README
¶
Benchmarks
Eight benchmark harnesses that prove knowing's value with hard data. Each benchmark
is a standalone Go test package that indexes the knowing repo, runs measurements,
and auto-generates a FINDINGS.md with results and interpretation.
Summary
| Benchmark | What it proves | Key result |
|---|---|---|
| feedback-loop | Feedback compounding improves precision over time | 16% -> 36% precision (+20pp) after one round |
| context-relevance | Each engine layer adds measurable value | Feedback adds +9pp precision over baseline |
| token-savings | knowing reduces agent exploration cost | 55.6% fewer tokens, 52.8% fewer tool calls |
| edge-accuracy | Two-tier extraction provides meaningful signal | 53.6% import confirmation, 26.7% overall |
| test-scope-accuracy | Call-graph BFS predicts affected tests | 98.9% precision vs independent Go import DAG |
| wire-format | GCF is dramatically more token-efficient than JSON | 84% token savings, 74% byte savings |
| merkle-diff | Hierarchical Merkle tree enables scoped invalidation; context pack determinism and community root distinctness | 114x faster diff on real graph (11K edges), 517x on 100K synthetic edges, 59ns subgraph root lookups; 5 queries, 2 unique tasks = 2 unique PackRoots (perfect dedup) |
Running
# Run all benchmarks (takes ~60s):
GOWORK=off go test ./bench/... -timeout 5m
# Run a specific benchmark with verbose output:
GOWORK=off go test ./bench/feedback-loop/ -v -count=1
# Skip slow benchmarks in quick iteration:
GOWORK=off go test ./bench/... -short
All benchmarks index the live knowing repo from the working directory. Results vary slightly as the codebase evolves.
Design Principles
-
Self-contained. Each benchmark creates a temp database, indexes the repo, runs measurements, and cleans up. No external state or pre-existing database.
-
Auto-generated findings. Each test writes its own
FINDINGS.mdwith current numbers. Run the test to refresh the report. -
Independent ground truth. Benchmarks compare knowing's output against independent data sources (Go import graph, go/ast type resolution, manual ground truth fixtures) rather than circular self-validation.
-
Honest interpretation. FINDINGS.md documents what the data shows and what it does not.
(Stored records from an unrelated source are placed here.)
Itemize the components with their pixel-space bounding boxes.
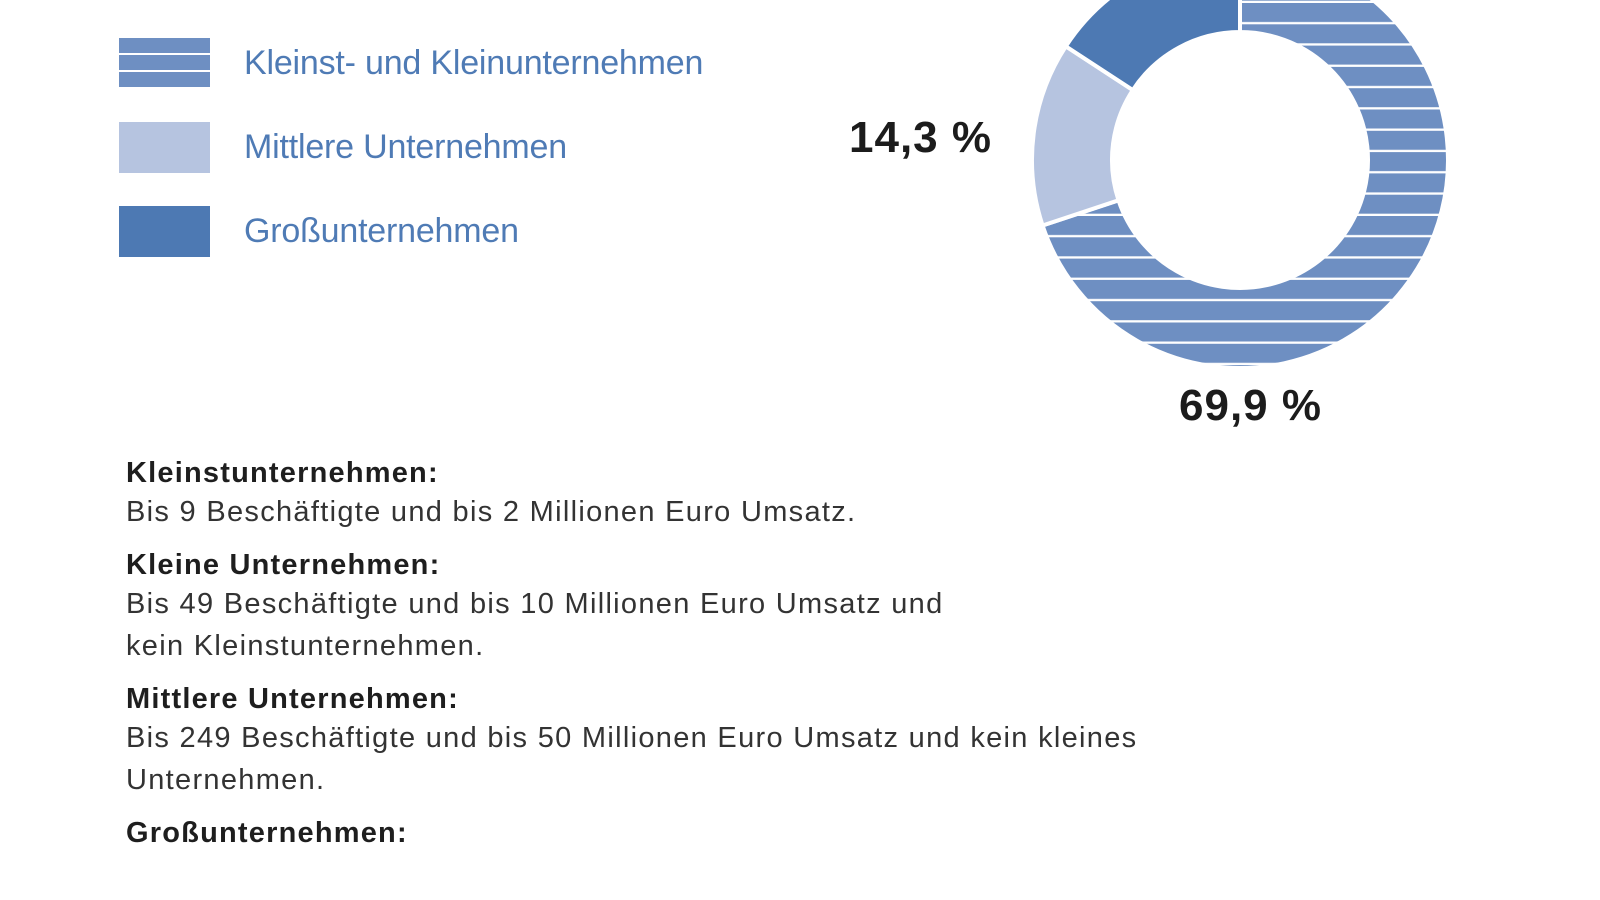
legend-item-gross: Großunternehmen xyxy=(119,206,519,257)
definition-text: kein Kleinstunternehmen. xyxy=(126,630,485,662)
definition-title: Kleinstunternehmen: xyxy=(126,457,439,489)
legend-swatch-light xyxy=(119,122,210,173)
value-label-mittlere: 14,3 % xyxy=(849,113,992,162)
donut-chart xyxy=(1030,0,1450,370)
definition-text: Bis 249 Beschäftigte und bis 50 Millione… xyxy=(126,722,1138,754)
definition-gross: Großunternehmen: xyxy=(126,815,1326,851)
definition-text: Bis 49 Beschäftigte und bis 10 Millionen… xyxy=(126,588,944,620)
value-label-klein: 69,9 % xyxy=(1179,381,1322,430)
definition-text: Bis 9 Beschäftigte und bis 2 Millionen E… xyxy=(126,496,857,528)
legend-label: Großunternehmen xyxy=(244,212,519,250)
donut-segment-gross xyxy=(1063,0,1242,93)
definition-title: Großunternehmen: xyxy=(126,817,408,849)
donut-segments xyxy=(1030,0,1450,370)
legend-item-mittlere: Mittlere Unternehmen xyxy=(119,122,567,173)
definition-text: Unternehmen. xyxy=(126,764,326,796)
definitions: Kleinstunternehmen: Bis 9 Beschäftigte u… xyxy=(126,455,1326,865)
legend-item-klein: Kleinst- und Kleinunternehmen xyxy=(119,38,703,89)
legend-label: Kleinst- und Kleinunternehmen xyxy=(244,44,704,82)
definition-kleinst: Kleinstunternehmen: Bis 9 Beschäftigte u… xyxy=(126,455,1326,533)
definition-title: Kleine Unternehmen: xyxy=(126,549,441,581)
definition-klein: Kleine Unternehmen: Bis 49 Beschäftigte … xyxy=(126,547,1326,667)
donut-segment-klein xyxy=(1040,0,1450,370)
definition-title: Mittlere Unternehmen: xyxy=(126,683,459,715)
legend-swatch-dark xyxy=(119,206,210,257)
legend-label: Mittlere Unternehmen xyxy=(244,128,567,166)
legend-swatch-striped xyxy=(119,38,210,89)
definition-mittlere: Mittlere Unternehmen: Bis 249 Beschäftig… xyxy=(126,681,1326,801)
Limitations and caveats are stated explicitly.
Benchmark Details
feedback-loop
Proves the shared intelligence layer thesis: feedback anchored to content-addressed symbol hashes compounds over sessions, scopes by community, and expires naturally on rename.
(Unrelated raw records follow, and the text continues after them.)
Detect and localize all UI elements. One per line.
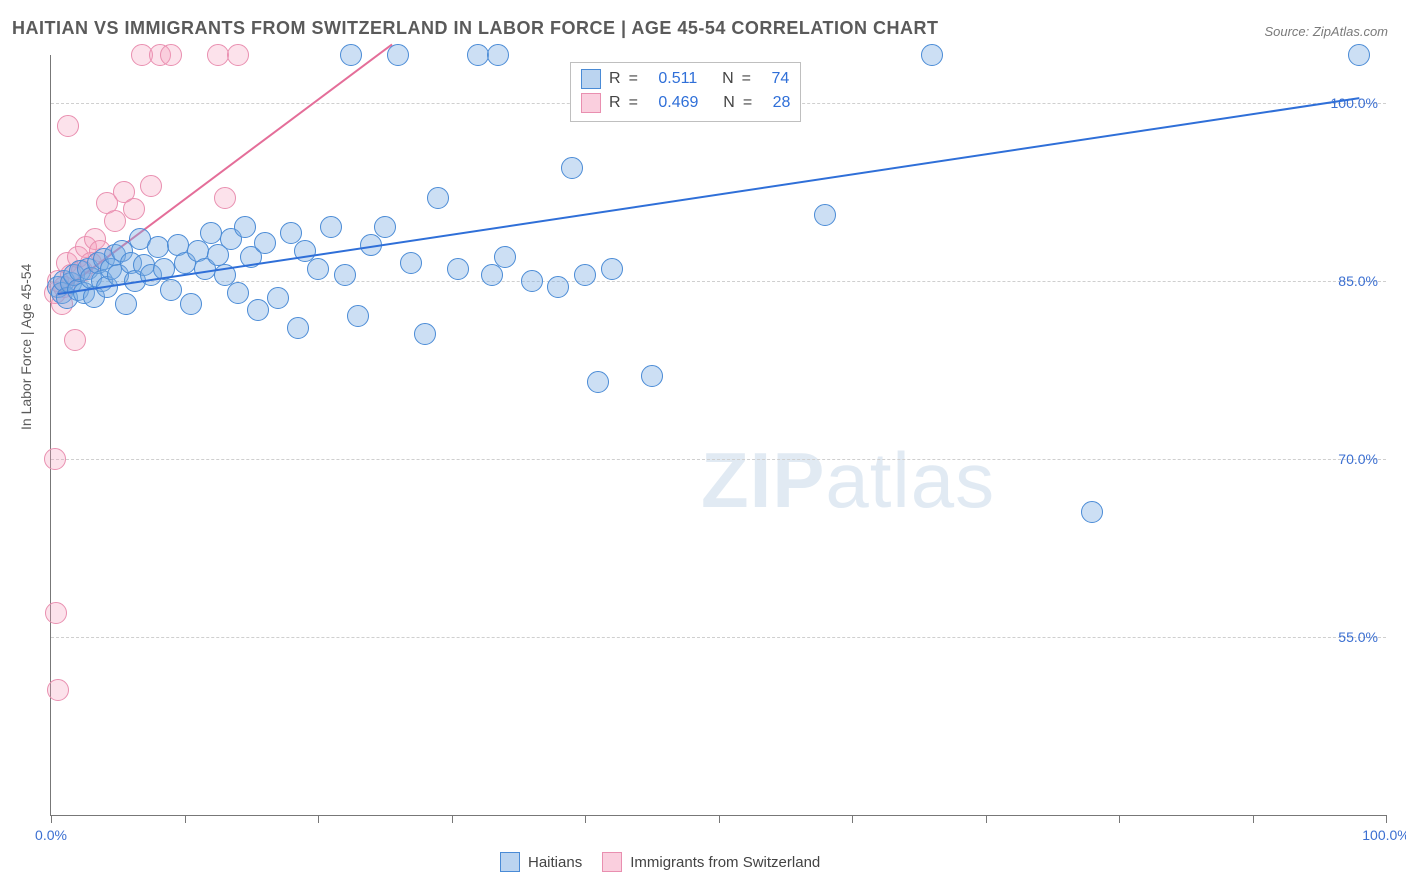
data-point	[494, 246, 516, 268]
x-tick	[986, 815, 987, 823]
plot-area: ZIPatlas 55.0%70.0%85.0%100.0%0.0%100.0%	[50, 55, 1386, 816]
watermark: ZIPatlas	[701, 435, 995, 526]
data-point	[521, 270, 543, 292]
data-point	[427, 187, 449, 209]
legend: Haitians Immigrants from Switzerland	[500, 852, 820, 872]
x-tick	[1386, 815, 1387, 823]
data-point	[561, 157, 583, 179]
chart-container: HAITIAN VS IMMIGRANTS FROM SWITZERLAND I…	[0, 0, 1406, 892]
data-point	[180, 293, 202, 315]
data-point	[340, 44, 362, 66]
data-point	[307, 258, 329, 280]
x-tick	[452, 815, 453, 823]
data-point	[64, 329, 86, 351]
data-point	[234, 216, 256, 238]
swatch-pink-icon	[602, 852, 622, 872]
data-point	[1081, 501, 1103, 523]
data-point	[387, 44, 409, 66]
swatch-blue-icon	[581, 69, 601, 89]
data-point	[200, 222, 222, 244]
data-point	[320, 216, 342, 238]
data-point	[214, 187, 236, 209]
data-point	[414, 323, 436, 345]
x-tick-label: 0.0%	[35, 827, 67, 843]
y-tick-label: 70.0%	[1338, 451, 1378, 467]
data-point	[207, 44, 229, 66]
data-point	[374, 216, 396, 238]
data-point	[547, 276, 569, 298]
swatch-pink-icon	[581, 93, 601, 113]
data-point	[160, 44, 182, 66]
data-point	[44, 448, 66, 470]
stats-row-haitians: R = 0.511 N = 74	[581, 67, 790, 91]
x-tick	[1119, 815, 1120, 823]
data-point	[921, 44, 943, 66]
data-point	[400, 252, 422, 274]
data-point	[334, 264, 356, 286]
data-point	[57, 115, 79, 137]
legend-item-haitians: Haitians	[500, 852, 582, 872]
data-point	[467, 44, 489, 66]
data-point	[481, 264, 503, 286]
trendline	[58, 97, 1360, 295]
x-tick	[852, 815, 853, 823]
data-point	[227, 282, 249, 304]
data-point	[347, 305, 369, 327]
x-tick	[51, 815, 52, 823]
data-point	[1348, 44, 1370, 66]
y-axis-label: In Labor Force | Age 45-54	[18, 264, 34, 430]
data-point	[487, 44, 509, 66]
chart-title: HAITIAN VS IMMIGRANTS FROM SWITZERLAND I…	[12, 18, 939, 39]
data-point	[45, 602, 67, 624]
data-point	[587, 371, 609, 393]
data-point	[641, 365, 663, 387]
data-point	[814, 204, 836, 226]
data-point	[160, 279, 182, 301]
gridline	[51, 637, 1386, 638]
y-tick-label: 55.0%	[1338, 629, 1378, 645]
x-tick	[318, 815, 319, 823]
swatch-blue-icon	[500, 852, 520, 872]
data-point	[247, 299, 269, 321]
data-point	[115, 293, 137, 315]
data-point	[447, 258, 469, 280]
data-point	[601, 258, 623, 280]
data-point	[267, 287, 289, 309]
stats-box: R = 0.511 N = 74 R = 0.469 N = 28	[570, 62, 801, 122]
data-point	[147, 236, 169, 258]
data-point	[123, 198, 145, 220]
x-tick	[1253, 815, 1254, 823]
legend-item-swiss: Immigrants from Switzerland	[602, 852, 820, 872]
y-tick-label: 85.0%	[1338, 273, 1378, 289]
data-point	[47, 679, 69, 701]
data-point	[254, 232, 276, 254]
data-point	[287, 317, 309, 339]
gridline	[51, 281, 1386, 282]
stats-row-swiss: R = 0.469 N = 28	[581, 91, 790, 115]
source-attribution: Source: ZipAtlas.com	[1264, 24, 1388, 39]
x-tick	[585, 815, 586, 823]
gridline	[51, 459, 1386, 460]
data-point	[227, 44, 249, 66]
data-point	[574, 264, 596, 286]
data-point	[140, 175, 162, 197]
x-tick	[719, 815, 720, 823]
x-tick-label: 100.0%	[1362, 827, 1406, 843]
x-tick	[185, 815, 186, 823]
- 4 tests: single-round, multi-round (5 rounds), community scoping, natural expiration
- 5 task fixtures with hand-curated ground truth (8 symbols each)
- Centered feedback scoring:
0.15 * (2*score - 1.0)
context-relevance
A/B comparison of 3 engine configurations across 10 task fixtures:
- Config A: keyword seeds only (Distance == 0)
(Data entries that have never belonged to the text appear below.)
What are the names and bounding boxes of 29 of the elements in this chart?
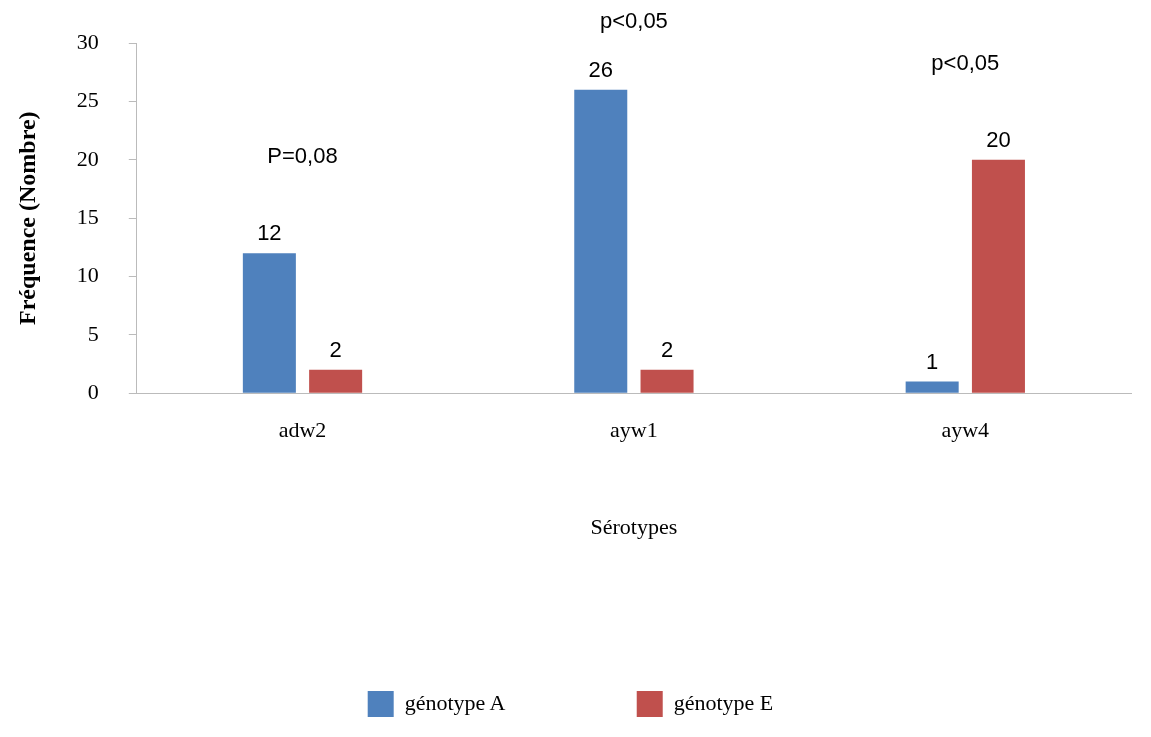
x-tick-label: adw2: [278, 417, 327, 443]
bar: [309, 369, 363, 393]
x-tick-label: ayw1: [610, 417, 658, 443]
y-tick-label: 20: [76, 145, 99, 171]
annotation: p<0,05: [931, 49, 1000, 75]
x-tick-label: ayw4: [941, 417, 990, 443]
data-label: 1: [926, 348, 939, 374]
y-tick-label: 30: [76, 28, 99, 54]
bar: [971, 159, 1025, 393]
text: p<0,05: [599, 8, 668, 34]
y-tick-label: 5: [87, 320, 99, 346]
legend-label: génotype E: [673, 689, 774, 715]
y-axis-title: Fréquence (Nombre): [13, 111, 40, 325]
y-tick-label: 10: [76, 262, 99, 288]
y-tick-label: 15: [76, 203, 99, 229]
bar: [242, 253, 296, 393]
data-label: 2: [329, 336, 342, 362]
y-tick-label: 0: [87, 378, 99, 404]
data-label: 26: [588, 56, 613, 82]
bar: [574, 89, 628, 393]
data-label: 12: [257, 220, 282, 246]
data-label: 20: [986, 126, 1011, 152]
bar: [640, 369, 694, 393]
annotation: P=0,08: [267, 143, 338, 169]
y-tick-label: 25: [76, 87, 99, 113]
bar: [905, 381, 959, 393]
data-label: 2: [660, 336, 674, 362]
legend-label: génotype A: [404, 689, 506, 715]
x-axis-title: Sérotypes: [590, 513, 678, 539]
- Config B: full engine (RWR + HITS + all 5 seed tiers)
- Config C: full engine + accumulated feedback
Shows that feedback is the strongest enhancement for precision at current repo scale, while HITS/RWR provides score differentiation that matters more on larger repos.
integrity (new in 2026-05-18 session)
Validates the knowing fsck integrity checker and hash domain prefix correctness. Indexes the repo, verifies all node and edge hashes using VerifyNodeHash/VerifyEdgeHash, checks edge referential integrity, and confirms snapshot chain continuity. Confirms that the node\0, edge\0, snapshot\0, and merkle\0 prefixes are present and consistent across all stored rows.
token-savings
Simulates agent workflows: for 5 task scenarios, measures how many grep/read tool
calls an agent would need without knowing vs one context_for_task call with knowing.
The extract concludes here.